Do today’s conditions make the Biennale too exclusive, contrasting with his stated aims of social equity and a more global view? “It is exclusive,” Sarkis says decidedly. “But there is something about this beauty which makes it too precious to lose. Throughout the pandemic, [a heavily] photographed city was Venice . . . the empty St Mark’s Square, the cafés, the lack of tourists. I think we can build on that.”

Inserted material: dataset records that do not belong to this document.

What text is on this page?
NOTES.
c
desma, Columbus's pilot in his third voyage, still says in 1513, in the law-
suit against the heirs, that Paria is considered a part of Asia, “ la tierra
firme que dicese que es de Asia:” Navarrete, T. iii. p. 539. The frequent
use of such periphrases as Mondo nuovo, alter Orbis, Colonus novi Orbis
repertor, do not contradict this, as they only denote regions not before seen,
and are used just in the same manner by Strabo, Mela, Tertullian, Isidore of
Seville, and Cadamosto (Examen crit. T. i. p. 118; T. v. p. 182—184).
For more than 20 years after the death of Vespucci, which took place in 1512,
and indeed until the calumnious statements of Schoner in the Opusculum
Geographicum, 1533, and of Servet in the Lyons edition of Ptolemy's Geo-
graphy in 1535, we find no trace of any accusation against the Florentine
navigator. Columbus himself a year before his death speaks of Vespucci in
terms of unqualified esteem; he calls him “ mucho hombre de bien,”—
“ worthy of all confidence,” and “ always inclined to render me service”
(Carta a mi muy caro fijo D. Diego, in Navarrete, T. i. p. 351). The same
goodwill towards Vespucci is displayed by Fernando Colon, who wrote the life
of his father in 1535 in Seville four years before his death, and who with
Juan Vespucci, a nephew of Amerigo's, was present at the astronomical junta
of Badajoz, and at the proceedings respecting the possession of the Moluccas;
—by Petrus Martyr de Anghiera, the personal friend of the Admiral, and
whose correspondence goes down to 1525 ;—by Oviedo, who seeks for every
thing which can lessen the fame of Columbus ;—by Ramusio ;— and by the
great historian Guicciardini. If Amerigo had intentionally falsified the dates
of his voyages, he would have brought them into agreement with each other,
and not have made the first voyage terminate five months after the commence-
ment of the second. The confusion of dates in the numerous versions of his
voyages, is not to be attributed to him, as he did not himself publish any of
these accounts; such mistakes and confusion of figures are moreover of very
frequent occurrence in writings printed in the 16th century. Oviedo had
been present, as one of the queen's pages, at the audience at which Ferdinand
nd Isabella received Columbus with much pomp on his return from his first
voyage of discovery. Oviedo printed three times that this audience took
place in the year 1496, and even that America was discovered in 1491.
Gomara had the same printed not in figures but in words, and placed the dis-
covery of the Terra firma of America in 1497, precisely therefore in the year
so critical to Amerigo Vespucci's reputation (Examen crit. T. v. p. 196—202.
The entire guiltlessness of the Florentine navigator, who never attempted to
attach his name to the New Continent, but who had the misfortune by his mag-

It’s true that social media feeds were filled with eerily deserted scenes and moored gondolas. But for the Biennale, aren’t the crowds, the parties, the sheer enjoyment of the world of architecture coming together in a way it never does elsewhere, critical to its success, as a happening rather than pure exhibition? “The Architecture Biennale is very different to the Art Biennale,” Sarkis says. “For art, it is all about the scene. For architecture, it is about the future of the profession and anticipating change, about where architecture is going. It’s for the students as much as the architects. It used to be about the European avant garde showing the world what it was up to. Now it is the other way round: it is the world coming to Venice to show us what it is doing.”